DUBAI // The emirate's private schools may not decide their own term timings, the Ministry of Education says, despite an announcement to the contrary by the local education authority.
The Knowledge and Human Development Authority (KHDA), Dubai's private school regulator, said on Sunday that those not following the national curriculum would be given flexibility in setting their academic calendars.
But a senior education ministry official said yesterday that the KHDA could not override a decision taken by the cabinet to unify the calendars of all schools and universities in the country.
"The dates were thought about and sent to the cabinet for approval, so the order has come from the top," said Ali Mihad Al Suwaidi, the assistant undersecretary of the ministry. "It was a countrywide decision and there will be no exceptions for any emirate."

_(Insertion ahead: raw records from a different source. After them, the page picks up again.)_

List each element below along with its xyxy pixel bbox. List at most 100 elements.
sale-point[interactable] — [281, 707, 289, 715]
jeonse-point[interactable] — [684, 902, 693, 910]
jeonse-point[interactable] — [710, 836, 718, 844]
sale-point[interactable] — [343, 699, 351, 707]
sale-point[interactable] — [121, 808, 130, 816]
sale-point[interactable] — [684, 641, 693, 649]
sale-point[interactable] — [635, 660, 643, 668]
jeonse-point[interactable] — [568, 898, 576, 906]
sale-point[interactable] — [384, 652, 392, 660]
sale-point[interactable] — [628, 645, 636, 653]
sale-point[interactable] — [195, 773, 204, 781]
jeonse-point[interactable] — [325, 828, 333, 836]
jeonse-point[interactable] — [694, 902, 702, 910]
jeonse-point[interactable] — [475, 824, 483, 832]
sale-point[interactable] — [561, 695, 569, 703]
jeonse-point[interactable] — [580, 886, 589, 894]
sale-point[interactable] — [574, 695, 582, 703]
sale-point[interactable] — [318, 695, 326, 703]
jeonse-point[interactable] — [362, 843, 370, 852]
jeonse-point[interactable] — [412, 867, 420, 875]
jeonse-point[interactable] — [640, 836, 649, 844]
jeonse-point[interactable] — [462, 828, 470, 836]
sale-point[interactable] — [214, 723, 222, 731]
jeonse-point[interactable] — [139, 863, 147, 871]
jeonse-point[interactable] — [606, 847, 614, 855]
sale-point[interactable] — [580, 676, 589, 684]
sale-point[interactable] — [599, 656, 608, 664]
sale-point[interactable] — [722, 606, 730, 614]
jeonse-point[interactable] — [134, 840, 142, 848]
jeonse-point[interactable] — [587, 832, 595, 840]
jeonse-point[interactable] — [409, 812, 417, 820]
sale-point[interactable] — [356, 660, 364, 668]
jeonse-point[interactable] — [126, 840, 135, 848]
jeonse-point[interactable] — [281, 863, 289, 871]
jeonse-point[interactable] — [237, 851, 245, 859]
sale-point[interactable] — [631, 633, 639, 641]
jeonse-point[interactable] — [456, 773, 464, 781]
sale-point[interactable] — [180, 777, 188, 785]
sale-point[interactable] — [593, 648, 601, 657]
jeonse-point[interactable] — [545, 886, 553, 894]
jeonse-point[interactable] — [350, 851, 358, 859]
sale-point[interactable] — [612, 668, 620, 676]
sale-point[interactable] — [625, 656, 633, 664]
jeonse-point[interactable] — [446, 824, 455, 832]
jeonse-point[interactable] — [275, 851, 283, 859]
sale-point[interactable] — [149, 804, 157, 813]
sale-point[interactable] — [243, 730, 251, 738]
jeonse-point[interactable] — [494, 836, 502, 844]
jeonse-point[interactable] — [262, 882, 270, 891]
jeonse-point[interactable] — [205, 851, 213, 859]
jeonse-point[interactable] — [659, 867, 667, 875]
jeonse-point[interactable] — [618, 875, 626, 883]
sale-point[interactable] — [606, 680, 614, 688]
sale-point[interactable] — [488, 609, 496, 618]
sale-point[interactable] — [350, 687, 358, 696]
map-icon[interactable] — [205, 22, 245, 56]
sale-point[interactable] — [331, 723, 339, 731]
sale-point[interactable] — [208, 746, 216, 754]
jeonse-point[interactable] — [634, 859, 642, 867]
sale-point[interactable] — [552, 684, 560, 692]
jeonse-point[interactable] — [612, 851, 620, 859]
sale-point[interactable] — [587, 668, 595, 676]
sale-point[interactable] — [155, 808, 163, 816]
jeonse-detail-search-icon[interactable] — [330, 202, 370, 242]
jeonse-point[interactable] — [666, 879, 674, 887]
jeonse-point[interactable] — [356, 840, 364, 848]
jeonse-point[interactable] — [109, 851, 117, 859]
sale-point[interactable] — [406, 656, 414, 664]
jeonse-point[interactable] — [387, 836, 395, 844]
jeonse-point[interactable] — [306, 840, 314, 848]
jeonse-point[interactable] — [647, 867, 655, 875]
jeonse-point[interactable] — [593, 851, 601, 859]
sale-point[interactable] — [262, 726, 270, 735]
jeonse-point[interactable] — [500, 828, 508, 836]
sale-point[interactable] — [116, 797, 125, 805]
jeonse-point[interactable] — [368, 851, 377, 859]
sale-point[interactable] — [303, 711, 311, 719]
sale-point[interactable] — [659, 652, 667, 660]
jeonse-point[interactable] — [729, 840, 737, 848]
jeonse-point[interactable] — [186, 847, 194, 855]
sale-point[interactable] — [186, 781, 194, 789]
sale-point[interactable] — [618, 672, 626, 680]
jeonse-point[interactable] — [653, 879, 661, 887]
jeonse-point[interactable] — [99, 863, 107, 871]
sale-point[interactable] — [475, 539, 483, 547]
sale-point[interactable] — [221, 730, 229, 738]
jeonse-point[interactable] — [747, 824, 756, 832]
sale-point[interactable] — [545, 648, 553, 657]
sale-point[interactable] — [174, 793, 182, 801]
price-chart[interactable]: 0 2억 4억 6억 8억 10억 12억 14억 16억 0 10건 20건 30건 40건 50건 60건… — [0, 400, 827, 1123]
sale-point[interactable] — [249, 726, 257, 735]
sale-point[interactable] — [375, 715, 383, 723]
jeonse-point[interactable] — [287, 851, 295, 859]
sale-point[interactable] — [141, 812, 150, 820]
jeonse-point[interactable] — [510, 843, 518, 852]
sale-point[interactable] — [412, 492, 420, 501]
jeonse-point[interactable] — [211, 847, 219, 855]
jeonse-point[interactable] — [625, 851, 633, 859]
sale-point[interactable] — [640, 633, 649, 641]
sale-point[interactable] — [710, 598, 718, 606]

The national timetable requires all schools, including private schools, to start the academic year on September 9.
The first holidays are to be from December 16 to January 3. Holidays after the second term are to be from March 31 to April 14, and summer holidays are to begin on July 7, 2013.
Mohammed Darwish, chief of the KHDA's regulations and compliance commission, had said on Sunday that it would allow leeway to schools in Dubai because they follow 13 curricula.
"A one-size-fits-all motto for an educational landscape as unique as Dubai's is not an ideal situation," he had said.
Mr Darwish had said private schools that begin their year in September could stick to calendars approved at the beginning of the year, which are all in line with the minimum number of school days and minimum school hours stipulated in the regulations.
However, Mr Al Suwaidi said the ministry had not received any complaints from private schools regarding the unified dates. "We have not heard of any clash with any curricula school, be it British, American or IB [international baccalaureate]. All schools must follow this unified system."
The KHDA said it will issue a response later in the week.
The conflicting messages have raised concern among educators and parents, many of whom have planned holidays according to dates communicated in earlier circulars.
One school head said the government needed to clarify who the regulator is.
"It's strange how the two authorities have such a difference in opinion on such matters," he said. "We had created our calendar a long time back and had taken all our necessary activities and operations into consideration."
He said teachers and staff had planned their holidays accordingly.
A mother of two children at a British school in Dubai said the matter had already caused a lot of confusion.
"If such decisions are made earlier and communicated before families make their plans, it wouldn't be an issue," she said. "The issue is the constant change of rules."
Abu Dhabi private schools have been following a unified calendar since last year.
Paul Coackley, principal of the British School Al Khubairat in the capital, said the new calendar had not presented any problems because the school was given enough notice to plan for it.